The companies also retaliated against the workers for opposing what they reasonably believed was workplace race discrimination, particularly after they “doubled down” with their mask wearing after the companies’ initial crackdown, attorney Shannon E. Liss-Riordan said.
BLM masks don’t protest workplace practices, they just reflect a social message, attorney Michael L. Banks said for Whole Foods and Amazon. Such messaging “isn’t implicated by Title VII” of the 1964 Civil Rights Act, the U.S.'s primary employment discrimination law, he said.
The proposed classlawsuitalleges that the workers started wearing BLM masks and other attire on the job to show solidarity with and support for Black co-workers following the killing of George Floyd. Whole Foods’ and Amazon’s dress code is rarely invoked and was selectively enforced against them in violation of Title VII, the suit said.
Title VII also includes the right to be free from bias based on association with members of a protected class, Liss-Riordan said during oral argument before the U.S. Court of Appeals for the First Circuit and in the workers’ pre-argument briefing. Liss-Riordan is with Lichten & Liss-Riordan PC in Boston.
The workers’ argument is focused solely “on discrimination as a concept,” Banks said. They don’t mention or discuss the actual language of Title VII, which requires disparate treatment on the basis of race, he said.
As the judges’ questioning revealed, the lawsuit doesn’t allege the race of any of the mask wearers, so there is no evidence of discrimination based on race, Banks said. He is with Morgan, Lewis & Bockius LLP in Philadelphia.
The circuit has never recognized the associational discrimination theory under Title VII, the companies said in their brief. Even if it applies under Title VII, a familial or other very close association with a protected-class member is required, which the workers here didn’t and can’t allege, they said.
The companies support Black Lives Matter too as a social cause, but that’s not the same thing as alleging and opposing workplace bias, Banks said.
Whether the mask-wearing workers were a “diverse” group doesn’t matter, Liss-Riordan said. A male and female employee who complain about pay bias against women are both protected against discrimination and retaliation by Title VII. So are interracial couples who work for the same employer, she said.
The U.S. District Court for the District of Massachusetts dismissed the race bias allegations of all 28 lead plaintiffs on Feb. 5. Being disciplined for wearing BLM clothing doesn’t violate the anti-discrimination provisions of Title VII, which “does not protect free speech in a private workplace,” and the workers only alleged that were disciplined for wearing BLM clothing, the court said.
It also rejected the workers’ alternative theory of associational discrimination, but allowed one worker to go forward with a Title VII retaliation claim.
The district court “viewed the case through far too narrow of a lens,” Liss-Riordan said. It also impermissibly drew factual conclusions in favor of the companies, she said.

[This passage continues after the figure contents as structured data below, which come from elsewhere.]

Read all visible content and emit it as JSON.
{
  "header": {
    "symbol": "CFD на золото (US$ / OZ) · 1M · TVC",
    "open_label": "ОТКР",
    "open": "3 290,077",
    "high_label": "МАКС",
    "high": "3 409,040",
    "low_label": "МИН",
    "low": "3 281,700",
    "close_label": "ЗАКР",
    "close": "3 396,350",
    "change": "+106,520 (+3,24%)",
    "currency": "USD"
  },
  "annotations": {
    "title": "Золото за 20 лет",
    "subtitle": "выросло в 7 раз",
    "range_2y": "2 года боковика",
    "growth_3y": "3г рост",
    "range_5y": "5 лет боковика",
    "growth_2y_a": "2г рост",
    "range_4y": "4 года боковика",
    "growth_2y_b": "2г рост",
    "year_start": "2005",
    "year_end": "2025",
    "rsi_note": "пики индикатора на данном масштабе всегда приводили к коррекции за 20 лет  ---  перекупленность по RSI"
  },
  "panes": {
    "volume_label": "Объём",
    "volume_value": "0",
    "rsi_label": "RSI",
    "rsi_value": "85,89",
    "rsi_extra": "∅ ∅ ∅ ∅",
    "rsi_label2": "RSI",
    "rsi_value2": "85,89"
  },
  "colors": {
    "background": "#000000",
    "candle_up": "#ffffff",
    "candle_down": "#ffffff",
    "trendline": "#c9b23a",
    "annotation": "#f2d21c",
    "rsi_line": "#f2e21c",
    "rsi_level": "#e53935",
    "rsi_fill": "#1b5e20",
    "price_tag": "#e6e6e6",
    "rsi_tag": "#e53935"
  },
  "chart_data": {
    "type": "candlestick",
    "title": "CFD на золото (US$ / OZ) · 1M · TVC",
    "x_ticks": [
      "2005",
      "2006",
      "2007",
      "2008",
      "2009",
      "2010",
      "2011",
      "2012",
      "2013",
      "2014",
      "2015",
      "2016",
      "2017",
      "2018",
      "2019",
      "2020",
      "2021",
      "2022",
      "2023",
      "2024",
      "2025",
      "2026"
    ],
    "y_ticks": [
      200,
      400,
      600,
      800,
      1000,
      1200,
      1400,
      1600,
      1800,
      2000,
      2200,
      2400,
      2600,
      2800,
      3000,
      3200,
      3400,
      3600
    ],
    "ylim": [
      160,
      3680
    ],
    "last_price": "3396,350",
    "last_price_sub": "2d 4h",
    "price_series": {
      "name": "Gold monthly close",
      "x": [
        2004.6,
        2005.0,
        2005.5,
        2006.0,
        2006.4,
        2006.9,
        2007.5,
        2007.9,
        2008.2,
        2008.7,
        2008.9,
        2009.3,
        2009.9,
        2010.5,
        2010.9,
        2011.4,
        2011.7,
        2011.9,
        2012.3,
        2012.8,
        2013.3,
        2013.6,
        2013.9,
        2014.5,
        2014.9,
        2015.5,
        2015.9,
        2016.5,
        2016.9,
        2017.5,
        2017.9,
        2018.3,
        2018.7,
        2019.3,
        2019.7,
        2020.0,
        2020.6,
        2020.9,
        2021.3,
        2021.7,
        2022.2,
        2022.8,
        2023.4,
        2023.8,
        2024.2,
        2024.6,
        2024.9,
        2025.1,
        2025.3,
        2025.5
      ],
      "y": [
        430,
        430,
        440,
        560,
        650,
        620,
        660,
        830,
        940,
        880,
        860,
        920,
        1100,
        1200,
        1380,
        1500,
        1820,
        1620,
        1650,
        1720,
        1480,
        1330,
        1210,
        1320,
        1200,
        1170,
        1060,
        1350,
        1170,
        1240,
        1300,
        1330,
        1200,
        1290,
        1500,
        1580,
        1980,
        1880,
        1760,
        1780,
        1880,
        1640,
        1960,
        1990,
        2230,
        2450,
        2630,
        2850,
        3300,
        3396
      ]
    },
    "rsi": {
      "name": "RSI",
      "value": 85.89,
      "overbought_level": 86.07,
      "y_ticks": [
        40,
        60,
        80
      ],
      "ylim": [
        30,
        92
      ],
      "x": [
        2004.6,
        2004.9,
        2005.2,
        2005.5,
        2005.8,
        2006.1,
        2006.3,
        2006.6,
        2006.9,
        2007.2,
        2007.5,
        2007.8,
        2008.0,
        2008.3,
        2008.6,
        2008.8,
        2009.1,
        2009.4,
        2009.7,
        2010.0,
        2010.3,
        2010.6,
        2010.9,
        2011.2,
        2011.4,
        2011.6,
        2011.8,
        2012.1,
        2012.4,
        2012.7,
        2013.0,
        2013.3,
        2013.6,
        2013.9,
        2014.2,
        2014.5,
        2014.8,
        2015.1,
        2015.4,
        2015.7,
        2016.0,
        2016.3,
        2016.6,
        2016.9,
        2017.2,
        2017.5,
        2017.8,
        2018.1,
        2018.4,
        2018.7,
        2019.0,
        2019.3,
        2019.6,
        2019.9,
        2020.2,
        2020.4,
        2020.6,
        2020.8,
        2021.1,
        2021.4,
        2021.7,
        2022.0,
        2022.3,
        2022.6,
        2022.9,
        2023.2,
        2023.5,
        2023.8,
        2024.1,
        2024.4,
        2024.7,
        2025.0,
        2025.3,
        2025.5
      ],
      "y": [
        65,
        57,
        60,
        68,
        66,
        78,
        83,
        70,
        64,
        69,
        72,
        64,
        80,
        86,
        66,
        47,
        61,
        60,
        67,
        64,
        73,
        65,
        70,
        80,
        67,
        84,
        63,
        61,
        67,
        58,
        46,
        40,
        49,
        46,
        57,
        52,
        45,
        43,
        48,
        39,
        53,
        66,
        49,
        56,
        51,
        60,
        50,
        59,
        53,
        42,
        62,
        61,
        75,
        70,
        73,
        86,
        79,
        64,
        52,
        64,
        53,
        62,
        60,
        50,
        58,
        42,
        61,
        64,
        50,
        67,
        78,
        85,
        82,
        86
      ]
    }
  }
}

These included that the workers’ mask wearing was only general advocacy against racism and not specifically meant to support their Black co-workers, she said. The lower court also misunderstood the timing and significance of the workers’ redoubling their protests after the companies told them they couldn’t wear BLM attire, Liss-Riordan said.
The three-judge panel consisted of Judges O. Rogeriee Thompson, Kermit V. Lipez, and Nancy Torresen, who was sitting by designation from the U.S. District Court for the District of Maine.
Thompson asked why wearing a BLM mask couldn’t be both general advocacy for a social cause and opposition to racial bias in the workplace. The workers took other actions in addition to wearing masks and attire, the judge said.
That included asking the companies for demographic pay and promotion data, and asked that security guards be removed from stores because they made Black employees uncomfortable, Liss-Riordan said.
Asking for pay data alone is protected activity under Title VII, she said. There is no need for the request to be tied to a specific allegation of job bias, she said. The key question is whether the workers reasonably believed their actions were opposition to job discrimination, which is a fact issue that warrants the case moving forward, Liss-Riordan said.
Thompson also posed the hypothetical of workers wearing KKK attire rather than BLM masks. Where does the employer have the right to draw the line on workers expressing a political statement? she said.
Banks said the workers wearing attire with messaging can be both general advocacy and specific opposition to workplace bias, but that’s not what happened here.
This case is the same as a worker standing in the doorway of their place of employment and advocating for a political candidate who supports a specific social cause or against social issues like climate change that are believed to have a discriminatory component or affect, he said.
The companies’ enforcement of its dress code against BLM mask wearers and not those who previously expressed other social messaging, such as opposition to LGBT bias, doesn’t violate Title VII because the companies could have banned that messaging as well, Banks said. Doing so wouldn’t have violated Title VII either unless the messaging was also directed specifically at workplace bias, he said.
The workers have the support of various advocacy groups, including the Massachusetts Employment Lawyers Association and Lawyers for Civil Rights.
The case is Frith v. Whole Foods Mkt., Inc., 1st Cir., No. 21-01171, oral argument 9/15/21.